Breaking the strict hierarchy of old timey organizations in favor of flat structures clearly improved the quality of life for workers. But it also removed clarity and gave rise to informal communication and decision-making structures. Without a person indisputably in charge, each decision requires involvement of topic experts, division leaders and influencers, and the outcome may depend on individual moods and favoritism. When the Monkeys Run the Zoo calls this the dilemma of politicization.
Complexity in organization is a bad thing, that’s something most would agree on. Yet, in the pursuit of complexity reduction, organizations may unwillingly increase their complexity. The outsourcing of complex work is a way of simplification, but the increased difficulty to oversee externally delivered results, the lowered employee motivation (due to reduced scope of work) and the difficulties of innovations upstream and downstream of the “black box” established by outsourcing create enough new complexity to mitigate the benefits. Another good example is the removal of redundant processes, which reduces complexity but inadvertently also creates fragility, as redundant processes also serve as an emergency option to react to unexpected events. The complexity dilemma is that even from the interaction of simple rules can arise unmanageably complex structures and processes.
Cyclic phenomena or outdated references?
Companies have come a long way since the beginning of the industrialization. From the top-heavy hierarchical bureaucratic behemoths of the Taylorist/Fordist age of the early 20th century, modern organizations evolved into the lean and agile profit center structure – of the late 90s? Seriously, reading the book gave me the impression that there is a lack of recent literature citations. I did the data and it turn out that my feeling was completely right:
The citations mostly fall into the 1970s to 1990s. Why would a 2018 book about modern organizational structures severely underrepresent the last 20 years of progress in that field of research? Kühl states that management fads and organization hypes are cyclical and not distinctly different today than in 40 years ago, but does not strengthen this point with literature.

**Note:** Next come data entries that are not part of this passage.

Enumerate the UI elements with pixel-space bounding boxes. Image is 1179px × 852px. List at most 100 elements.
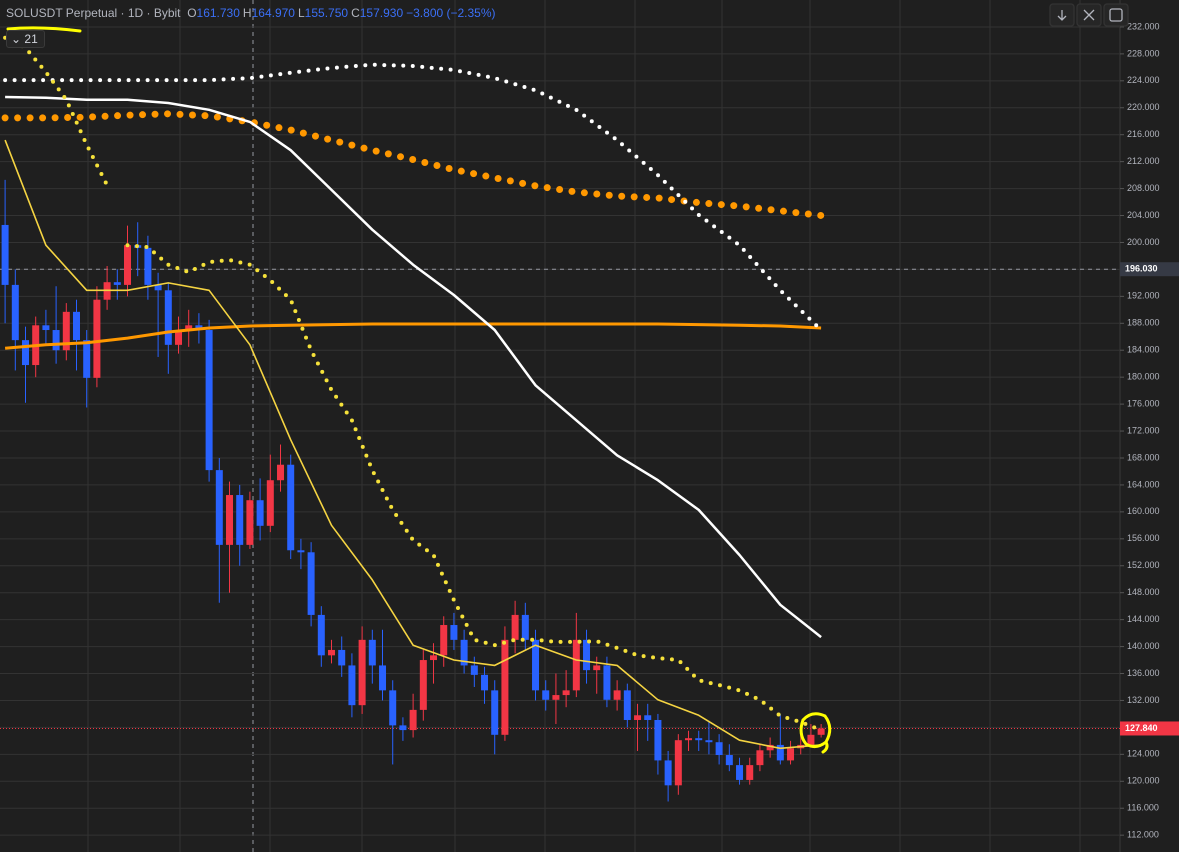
y-tick-label: 116.000 <box>1127 803 1159 813</box>
ohlc-value: 155.750 <box>304 6 349 20</box>
toolbar[interactable] <box>1049 3 1129 27</box>
candle-body <box>746 765 754 780</box>
candle-body <box>562 690 570 696</box>
candle-body <box>368 639 376 666</box>
y-tick-label: 200.000 <box>1127 237 1160 247</box>
candle-body <box>603 665 611 700</box>
y-tick-label: 176.000 <box>1127 398 1160 408</box>
candle-body <box>409 709 417 731</box>
candle-body <box>266 480 274 526</box>
candle-body <box>511 614 519 640</box>
indicator-line <box>4 139 822 750</box>
ohlc-label: H <box>242 6 252 20</box>
y-tick-label: 168.000 <box>1127 452 1160 462</box>
candle-body <box>379 665 387 691</box>
ohlc: O161.730 H164.970 L155.750 C157.930 <box>187 6 406 20</box>
candle-body <box>144 247 152 285</box>
candle-body <box>501 639 509 735</box>
crosshair-label: 196.030 <box>1125 264 1158 274</box>
candle-body <box>450 625 458 640</box>
candle-body <box>644 715 652 720</box>
candle-body <box>623 690 631 720</box>
candle-body <box>389 690 397 726</box>
candle-body <box>695 738 703 741</box>
candle-body <box>736 765 744 780</box>
y-tick-label: 204.000 <box>1127 210 1160 220</box>
candle-body <box>685 738 693 741</box>
y-tick-label: 164.000 <box>1127 479 1160 489</box>
y-tick-label: 184.000 <box>1127 345 1160 355</box>
symbol: SOLUSDT Perpetual · 1D · Bybit <box>6 6 181 20</box>
plot: 112.000116.000120.000124.000128.000132.0… <box>0 21 1160 840</box>
annotation <box>6 26 832 754</box>
candle-body <box>664 760 672 786</box>
y-tick-label: 124.000 <box>1127 749 1160 759</box>
candle-body <box>521 614 529 640</box>
ohlc-value: 161.730 <box>196 6 240 20</box>
candle-body <box>1 224 9 285</box>
candle-body <box>256 500 264 526</box>
candle-body <box>532 639 540 691</box>
candle-body <box>572 639 580 691</box>
candle-body <box>22 340 30 366</box>
candle-body <box>705 740 713 743</box>
candle-body <box>215 470 223 545</box>
y-tick-label: 216.000 <box>1127 129 1160 139</box>
candle-body <box>583 639 591 671</box>
icon <box>1083 9 1095 21</box>
y-tick-label: 148.000 <box>1127 587 1160 597</box>
candle-body <box>113 282 121 285</box>
underline <box>6 26 82 33</box>
candle-body <box>205 330 213 471</box>
candle-body <box>654 719 662 761</box>
candle-body <box>807 734 815 745</box>
indicators-toggle[interactable]: ⌄ 21 <box>6 30 45 48</box>
candle-body <box>460 639 468 666</box>
y-tick-label: 208.000 <box>1127 183 1160 193</box>
candle-body <box>419 660 427 710</box>
candle-body <box>154 284 162 291</box>
candle-body <box>776 744 784 761</box>
candle-body <box>634 715 642 720</box>
candle-body <box>440 625 448 656</box>
candle-body <box>226 495 234 545</box>
candle-body <box>124 245 132 285</box>
y-tick-label: 172.000 <box>1127 425 1160 435</box>
candle-body <box>164 290 172 345</box>
candle-body <box>297 550 305 553</box>
ohlc-label: O <box>187 6 197 20</box>
legend-header: SOLUSDT Perpetual · 1D · Bybit O161.730 H… <box>6 6 499 20</box>
y-tick-label: 220.000 <box>1127 102 1160 112</box>
last-price-label: 127.840 <box>1125 723 1158 733</box>
y-tick-label: 180.000 <box>1127 372 1160 382</box>
indicator-line <box>4 322 822 350</box>
candle-body <box>277 464 285 481</box>
candle-body <box>317 614 325 656</box>
candle-body <box>817 728 825 735</box>
candle-body <box>83 340 91 378</box>
ohlc-label: C <box>351 6 360 20</box>
candle-body <box>787 748 795 761</box>
candle-body <box>552 695 560 700</box>
candle-body <box>175 330 183 345</box>
candle-body <box>756 750 764 766</box>
y-tick-label: 132.000 <box>1127 695 1160 705</box>
y-tick-label: 188.000 <box>1127 318 1160 328</box>
candle-body <box>62 311 70 351</box>
icon <box>1057 10 1067 21</box>
candle-body <box>52 330 60 351</box>
y-tick-label: 156.000 <box>1127 533 1160 543</box>
y-tick-label: 152.000 <box>1127 560 1160 570</box>
candle-body <box>236 495 244 545</box>
candle-body <box>42 325 50 331</box>
y-tick-label: 112.000 <box>1127 830 1159 840</box>
ohlc-value: 157.930 <box>359 6 404 20</box>
y-tick-label: 136.000 <box>1127 668 1160 678</box>
indicator-count: 21 <box>24 32 38 46</box>
candle-body <box>470 665 478 675</box>
candle-body <box>11 284 19 341</box>
y-tick-label: 144.000 <box>1127 614 1160 624</box>
button[interactable] <box>1103 3 1129 27</box>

I thought that maybe the book was about the journey, the historical development of organizations, but plotting the year of a citation over its position in the book reveals them to be all over the place, clearly not chronologically used to reinforce a developmental timeline:
What can I learn?
When the monkeys run the zoo is a scholarly book, and with that I mean that the language and presentation of ideas are clearly meant for people with a strong academic interest in the history of organizational structures. That excludes me. The book is short on definitions. I had to look up the differences between a holacracy, a sociocracy and an adhocracy. I would have expected explanations for such terms to be included in a book about forms of organization.
Kühl almost exclusively uses an abstract company to illustrate his claims. It is always “an organization” that reacts to equally abstract outside and inside change triggers. Given that the author is an active organizational consultant to companies, this should be a colorful composition of real-life examples that illustrate the points raised. I feel that here has an opportunity been missed.
I learned several things from “When the Monkeys Run the Zoo”. Apparently, companies have three faces (the formal side of written and explicit rules, the informal side of unwritten rules and expectations, and the display side created to show to the outside). And there are three problems of companies in the early 21st century, some of which may still be relevant.
But I did not learn about 2017+ stuff, about digitalization and startup culture. And I did not learn how to apply anything I read in When the Monkeys Run the Zoo to actual work and organization design.
- modern, agile, flat organizations are not perfect as they face the three dilemmas of identity, politicization and complexity
- There may be no all-time perfect form of organization.
- Organizational forms come and go in hype cycles.